By Bia Labate and Sergio Vidal
Translated by Luana Malheiro; Revised by Brian Anderson
From the 1st to 4th of June in Porto Seguro, Bahia, Brazil, the largest Latin American event in anthropology took place – the 26th Meeting of the Brazilian Anthropology Association (ABA). This year the organizers of the ABA brought two proposals to life: one a Round Table discussion and the other a Working Group to discuss the “War on Drugs”.
On June 2nd, Dr. Edward MacRae, one of the founders-researchers of NEIP (the Interdisciplinary Group for the Study of Psychoactives) led the Round Table discussion entitled “Formal and informal controls of psychoactive substance use”. The room of the Round Table was packed and the discussion featured commentaries by the researchers Thiago Rodrigues (PUC/SP; NEIP), Paulo César Pontes Fraga (UESC), and Eduardo Viana Vargas (UFMG;NEIP), one of the most recent addition to NEIP.
Eduardo Vargas suggested that we should go beyond the categories as “substance itself”, “set” and “setting” to think about the question of drugs and, from a reading of the theory of Bruno Latour, to think about the notion of the “event” in drug use, about the ecstasy in agent-making and not just in agency. Paulo Fraga discussed the symbolic logic and material of marijuana’s polygon, and Thiago Rodrigues drew a wide network of historical and political relations and policies that make possible the establishment of the prohibition of drugs, considering also “the success of the policy failures of the war on drugs” (e.g. in whose interest it is and why to continue Prohibition and complete its goal of banning the consumption of psychoactive substances the world over).
June 3rd was the launching of the book “Religiões Ayahuasqueiras: um balanco bibliografico” by Bia Labate, Isabel de Rose and Rafael Guimarães dos Santos. On the same day was also the beginning of the Working Group on Psychoactive Substances: Culture and Politics, which included presentations of different works on the topic, with emphasis on the religious use of psychoactive plants, especially in modalities related to ayahuasca and jurema.
June 4th saw the last two sessions of the Working Group take place with presentations on various topics, such as drug use among academics, at rave parties in the Northeast of Brazil, public service measures for treating the drug-dependent, the new Brazilian law on narcotics and the discourses of physicians about drugs, among others.

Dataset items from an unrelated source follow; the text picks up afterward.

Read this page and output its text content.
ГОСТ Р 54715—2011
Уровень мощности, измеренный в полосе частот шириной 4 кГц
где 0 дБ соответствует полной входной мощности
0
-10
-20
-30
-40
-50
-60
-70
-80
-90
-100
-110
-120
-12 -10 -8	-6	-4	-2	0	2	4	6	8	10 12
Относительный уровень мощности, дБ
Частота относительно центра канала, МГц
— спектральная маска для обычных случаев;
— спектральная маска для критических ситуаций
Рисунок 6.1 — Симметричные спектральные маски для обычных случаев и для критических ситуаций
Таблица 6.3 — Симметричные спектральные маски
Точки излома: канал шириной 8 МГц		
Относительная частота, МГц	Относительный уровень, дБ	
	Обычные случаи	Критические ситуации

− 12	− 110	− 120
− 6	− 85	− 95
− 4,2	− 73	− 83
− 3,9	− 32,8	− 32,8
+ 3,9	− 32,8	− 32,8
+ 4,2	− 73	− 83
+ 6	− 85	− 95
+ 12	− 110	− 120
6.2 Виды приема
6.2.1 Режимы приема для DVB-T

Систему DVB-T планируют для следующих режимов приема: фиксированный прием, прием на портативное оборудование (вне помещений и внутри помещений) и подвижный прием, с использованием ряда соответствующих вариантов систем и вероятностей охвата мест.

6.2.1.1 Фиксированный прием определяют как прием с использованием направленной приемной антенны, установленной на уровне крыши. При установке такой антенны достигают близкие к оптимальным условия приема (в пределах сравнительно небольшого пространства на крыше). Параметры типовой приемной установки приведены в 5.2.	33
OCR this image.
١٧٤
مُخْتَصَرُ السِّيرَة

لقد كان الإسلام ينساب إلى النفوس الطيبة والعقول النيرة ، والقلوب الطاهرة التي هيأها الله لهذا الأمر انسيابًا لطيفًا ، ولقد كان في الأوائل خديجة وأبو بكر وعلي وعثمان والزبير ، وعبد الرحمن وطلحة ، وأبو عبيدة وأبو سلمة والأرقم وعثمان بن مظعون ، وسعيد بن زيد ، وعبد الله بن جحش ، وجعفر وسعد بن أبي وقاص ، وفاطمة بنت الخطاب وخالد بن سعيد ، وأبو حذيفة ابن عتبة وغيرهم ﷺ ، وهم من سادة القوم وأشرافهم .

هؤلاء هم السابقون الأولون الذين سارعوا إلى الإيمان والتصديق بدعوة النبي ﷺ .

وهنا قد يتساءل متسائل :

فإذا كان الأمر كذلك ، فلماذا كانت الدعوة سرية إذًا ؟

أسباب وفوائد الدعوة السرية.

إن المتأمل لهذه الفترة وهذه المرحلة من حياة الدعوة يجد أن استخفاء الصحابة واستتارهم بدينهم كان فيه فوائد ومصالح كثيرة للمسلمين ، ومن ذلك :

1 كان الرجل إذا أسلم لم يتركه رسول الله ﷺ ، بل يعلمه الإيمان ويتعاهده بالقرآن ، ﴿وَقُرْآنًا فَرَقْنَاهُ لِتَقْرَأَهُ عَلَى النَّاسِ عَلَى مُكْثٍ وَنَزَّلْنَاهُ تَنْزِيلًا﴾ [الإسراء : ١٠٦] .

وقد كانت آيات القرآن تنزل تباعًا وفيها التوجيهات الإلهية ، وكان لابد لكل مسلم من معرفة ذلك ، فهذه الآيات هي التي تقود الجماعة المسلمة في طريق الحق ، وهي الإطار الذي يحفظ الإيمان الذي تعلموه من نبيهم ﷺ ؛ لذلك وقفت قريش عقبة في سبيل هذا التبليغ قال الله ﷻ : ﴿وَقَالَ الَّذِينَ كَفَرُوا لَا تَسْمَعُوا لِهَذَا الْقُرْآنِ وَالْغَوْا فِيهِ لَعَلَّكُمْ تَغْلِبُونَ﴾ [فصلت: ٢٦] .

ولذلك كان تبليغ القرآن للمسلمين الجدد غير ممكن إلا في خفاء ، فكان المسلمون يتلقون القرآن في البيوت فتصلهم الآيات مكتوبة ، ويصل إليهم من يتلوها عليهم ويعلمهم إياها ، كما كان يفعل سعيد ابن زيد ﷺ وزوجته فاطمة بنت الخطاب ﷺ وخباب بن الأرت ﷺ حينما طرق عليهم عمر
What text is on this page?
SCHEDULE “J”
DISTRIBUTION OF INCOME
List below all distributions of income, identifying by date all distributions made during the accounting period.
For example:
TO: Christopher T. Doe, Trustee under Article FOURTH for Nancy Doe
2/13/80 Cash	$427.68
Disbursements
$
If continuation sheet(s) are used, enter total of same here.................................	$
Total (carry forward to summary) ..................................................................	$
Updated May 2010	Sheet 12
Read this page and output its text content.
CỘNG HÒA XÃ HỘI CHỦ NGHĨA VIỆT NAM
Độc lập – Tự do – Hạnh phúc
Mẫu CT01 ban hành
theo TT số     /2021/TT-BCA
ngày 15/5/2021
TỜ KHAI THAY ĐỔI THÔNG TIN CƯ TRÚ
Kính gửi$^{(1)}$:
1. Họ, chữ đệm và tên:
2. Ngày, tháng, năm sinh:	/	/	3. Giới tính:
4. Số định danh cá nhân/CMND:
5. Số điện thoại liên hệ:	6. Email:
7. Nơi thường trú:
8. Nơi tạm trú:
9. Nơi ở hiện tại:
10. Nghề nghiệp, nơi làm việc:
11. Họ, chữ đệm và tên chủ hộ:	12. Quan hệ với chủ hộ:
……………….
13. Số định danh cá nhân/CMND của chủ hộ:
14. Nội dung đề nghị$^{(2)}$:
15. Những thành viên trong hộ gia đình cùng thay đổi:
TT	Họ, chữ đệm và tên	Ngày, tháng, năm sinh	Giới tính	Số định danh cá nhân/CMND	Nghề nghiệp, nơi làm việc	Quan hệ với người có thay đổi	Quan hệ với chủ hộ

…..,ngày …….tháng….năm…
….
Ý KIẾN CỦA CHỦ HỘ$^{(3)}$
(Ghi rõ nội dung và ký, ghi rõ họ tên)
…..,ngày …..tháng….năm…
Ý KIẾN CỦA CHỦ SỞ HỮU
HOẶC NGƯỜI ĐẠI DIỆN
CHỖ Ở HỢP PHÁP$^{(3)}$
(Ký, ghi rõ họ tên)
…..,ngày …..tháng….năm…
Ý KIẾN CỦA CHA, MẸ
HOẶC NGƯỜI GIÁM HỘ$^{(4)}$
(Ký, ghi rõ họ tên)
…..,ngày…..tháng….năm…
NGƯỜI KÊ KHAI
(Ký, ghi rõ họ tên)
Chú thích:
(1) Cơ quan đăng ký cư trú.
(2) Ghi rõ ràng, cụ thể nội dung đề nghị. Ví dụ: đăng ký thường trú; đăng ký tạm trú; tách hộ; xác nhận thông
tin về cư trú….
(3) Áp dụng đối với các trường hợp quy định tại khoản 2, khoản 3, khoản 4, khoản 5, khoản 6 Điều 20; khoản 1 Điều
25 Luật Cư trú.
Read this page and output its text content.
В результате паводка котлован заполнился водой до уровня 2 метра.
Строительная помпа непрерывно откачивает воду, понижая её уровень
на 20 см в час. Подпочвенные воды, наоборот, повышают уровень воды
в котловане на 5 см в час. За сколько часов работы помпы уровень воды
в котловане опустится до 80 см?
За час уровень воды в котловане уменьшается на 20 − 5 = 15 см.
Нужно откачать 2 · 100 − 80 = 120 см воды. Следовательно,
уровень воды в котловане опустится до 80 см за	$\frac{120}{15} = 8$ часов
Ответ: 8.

Sergio Vidal discussed the need for more institutionalization of the discussion on drugs within the Brazilian Association of Anthropology and the need for a more effective dialogue between anthropology and other disciplines in order to help guide the development of public policies ands laws on the subject. The researcher noted that the issue of drugs has not been part of the discussion of the themes of the standing committees of the ABA.
Moreover, it was emphasized that in 2004 the ABA had refused an invitation to attend the Cannabis Sativa and Cannabinoid Substances in Medicine Symposium in order to take part in the debate “Should Cannabis Sativa remain in Tier IV of the Convention of 1961?”. It was suggested that the ABA’s absence may have influenced the decision contained in Decree 5.912/06 that allows the anthropologist representative of the National Anti-drug Council (CONAD) to not be appointed by the ABA, but rather by the President of CONAD, General Jorge Armando Felix, Chief Minister of Institutional Security in the Cabinet of the Presidency of the Republic.
Some of the topics that have preoccupied researchers in this area relate to legal and ethical issues. In relation to the former, was the concern that several prominent researchers in the field are being prosecuted or threatened with legal action on the grounds or their research activities. Regarding the latter, are the challenges that researchers in this area must face in their day-to-day efforts, such as the difficulty to obtain “informed consent” from their informants (normally a signed document stating that the research subject is aware of what the research entails and that they agree to participate), the frequent demands of the councils of medical ethics, which limit the activities of anthropologists, especially those related to the study of illicit activities.
This meeting of the ABA was a particularly fruitful time – we’d venture to say, even historic – because the ABA accepted to host a Round Table and a Working Group on psychoactive substances. Before that, at least as far as our colleagues can remember, only one such event had occurred previously – that of the Working Group on Psychoactive Substances at the 20th meeting of the ABA in Salvador in 1996 (also organized by Edward MacRae).
Remember that even if social scientists address the excessive medicalization of the debate about the use of psychoactive substances in society, the theme of “drugs” is still quite marginalized within their own social sciences. Apparently, this is beginning to turn around.